Think About How Well Provisioning Went Within Your Perimeter…
Then imagine repeating this operation for every underlying identity source in your infrastructure and for each of the cloud apps you’re targeting and you can begin to see the challenge. Provisioning has never been easy, so why should it be easier now, reaching into the cloud? I would argue that such complexity calls for the establishment of some sort of logical center—a hub where identities can be federated, rationalized, and transformed according to the unique requirements of each SP. At Radiant Logic, we call this a “federated identity system” because it’s the next essential step in developing your federation. Once you’ve federated your security layer, it’s time to federate your identities, as well. Only then can you orchestrate those identities within your infrastructure across the cloud and even onto the many mobile devices of your stakeholders.
Michel Prompt | Founder and CEO, Radiant Logic
Michel is a world-renowned developer, researcher, and entrepreneur. Prior to founding Radiant Logic in 1995, Prompt served as Senior Vice President of Client/Server Technology at Knowledgeware, now known as Sterling Software. In 1986, Prompt founded Matesys SA in France, a company dedicated to providing services and database support. Matesys introduced the first “file-manager,” duplicating the “Apple Macintosh finder” under Windows 2.1 and sold 500,000 copies to IBM for academic bundles. Prompt founded Matesys Corp., in the U.S., in 1991, becoming one of the pioneer companies in client/server technology. Matesys introduced one of the first visual programming tools under Windows 3.0 for the client/server market (Object View). Prompt successfully sold the company to Knowledgeware in 1993.

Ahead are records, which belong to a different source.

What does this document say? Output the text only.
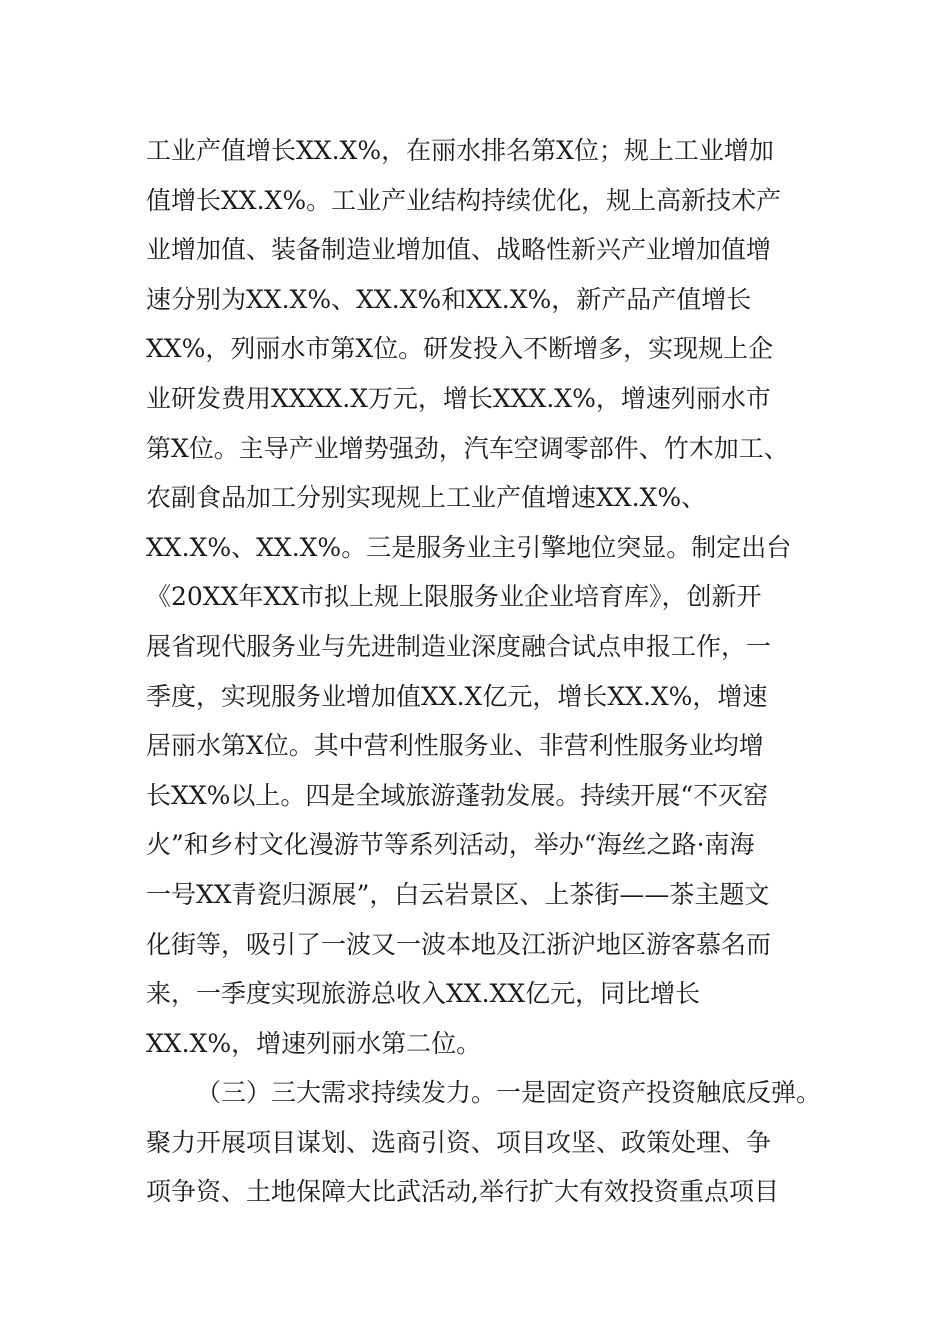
工业产值增长XX.X%，在丽水排名第X位；规上工业增加
值增长XX.X%。工业产业结构持续优化，规上高新技术产
业增加值、装备制造业增加值、战略性新兴产业增加值增
速分别为XX.X%、XX.X%和XX.X%，新产品产值增长
XX%，列丽水市第X位。研发投入不断增多，实现规上企
业研发费用XXXX.X万元，增长XXX.X%，增速列丽水市
第X位。主导产业增势强劲，汽车空调零部件、竹木加工、
农副食品加工分别实现规上工业产值增速XX.X%、
XX.X%、XX.X%。三是服务业主引擎地位突显。制定出台
《20XX年XX市拟上规上限服务业企业培育库》，创新开
展省现代服务业与先进制造业深度融合试点申报工作，一
季度，实现服务业增加值XX.X亿元，增长XX.X%，增速
居丽水第X位。其中营利性服务业、非营利性服务业均增
长XX%以上。四是全域旅游蓬勃发展。持续开展“不灭窑
火”和乡村文化漫游节等系列活动，举办“海丝之路·南海
一号XX青瓷归源展”，白云岩景区、上茶街——茶主题文
化街等，吸引了一波又一波本地及江浙沪地区游客慕名而
来，一季度实现旅游总收入XX.XX亿元，同比增长
XX.X%，增速列丽水第二位。
（三）三大需求持续发力。一是固定资产投资触底反弹。
聚力开展项目谋划、选商引资、项目攻坚、政策处理、争
项争资、土地保障大比武活动,举行扩大有效投资重点项目
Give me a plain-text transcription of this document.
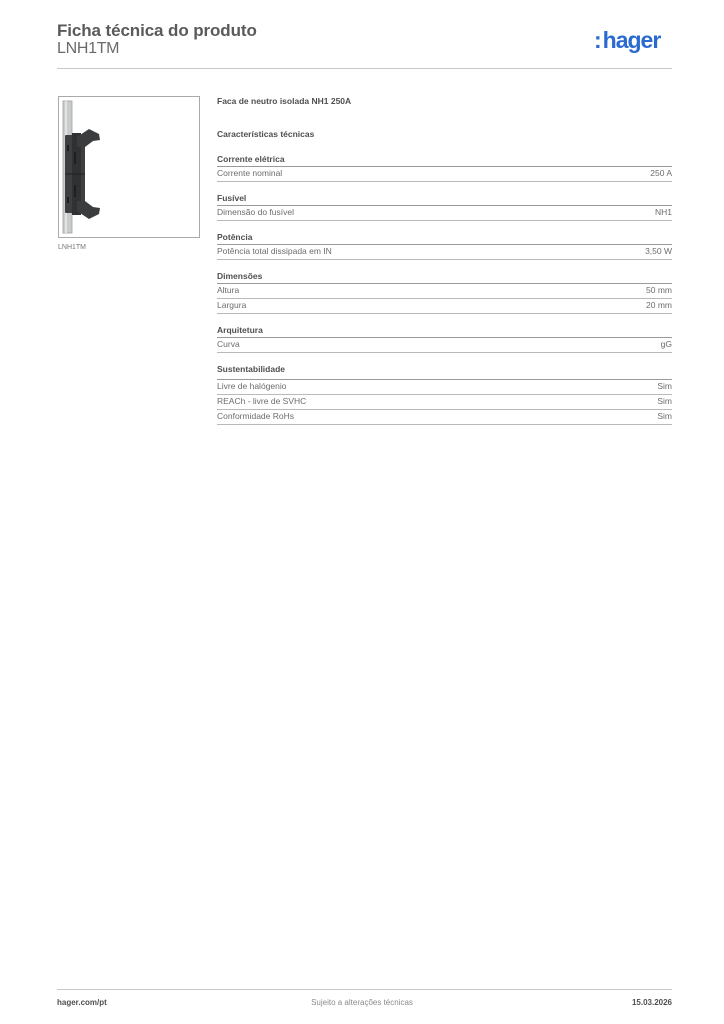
Ficha técnica do produto
LNH1TM	:hager
LNH1TM
Faca de neutro isolada NH1 250A
Características técnicas
Corrente elétrica
Corrente nominal	250 A
Fusível
Dimensão do fusível	NH1
Potência
Potência total dissipada em IN	3,50 W
Dimensões
Altura	50 mm
Largura	20 mm
Arquitetura
Curva	gG
Sustentabilidade
Livre de halógenio	Sim
REACh - livre de SVHC	Sim
Conformidade RoHs	Sim
hager.com/pt	Sujeito a alterações técnicas	15.03.2026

Prior to Matesys, Prompt was a core developer in the database group of the GCOS 7.0 Operating System for Bull Systems. He also served as a consultant to Cap Sogeti Gemini, one of the largest IT service companies in Europe. Prompt received his diploma from Institut Politiques de Paris (Political Sciences Institute of Paris). He holds a Masters degree in applied mathematics from Paris Dauphine University and received a diploma of advanced studies in computer science from Paris Dauphine University.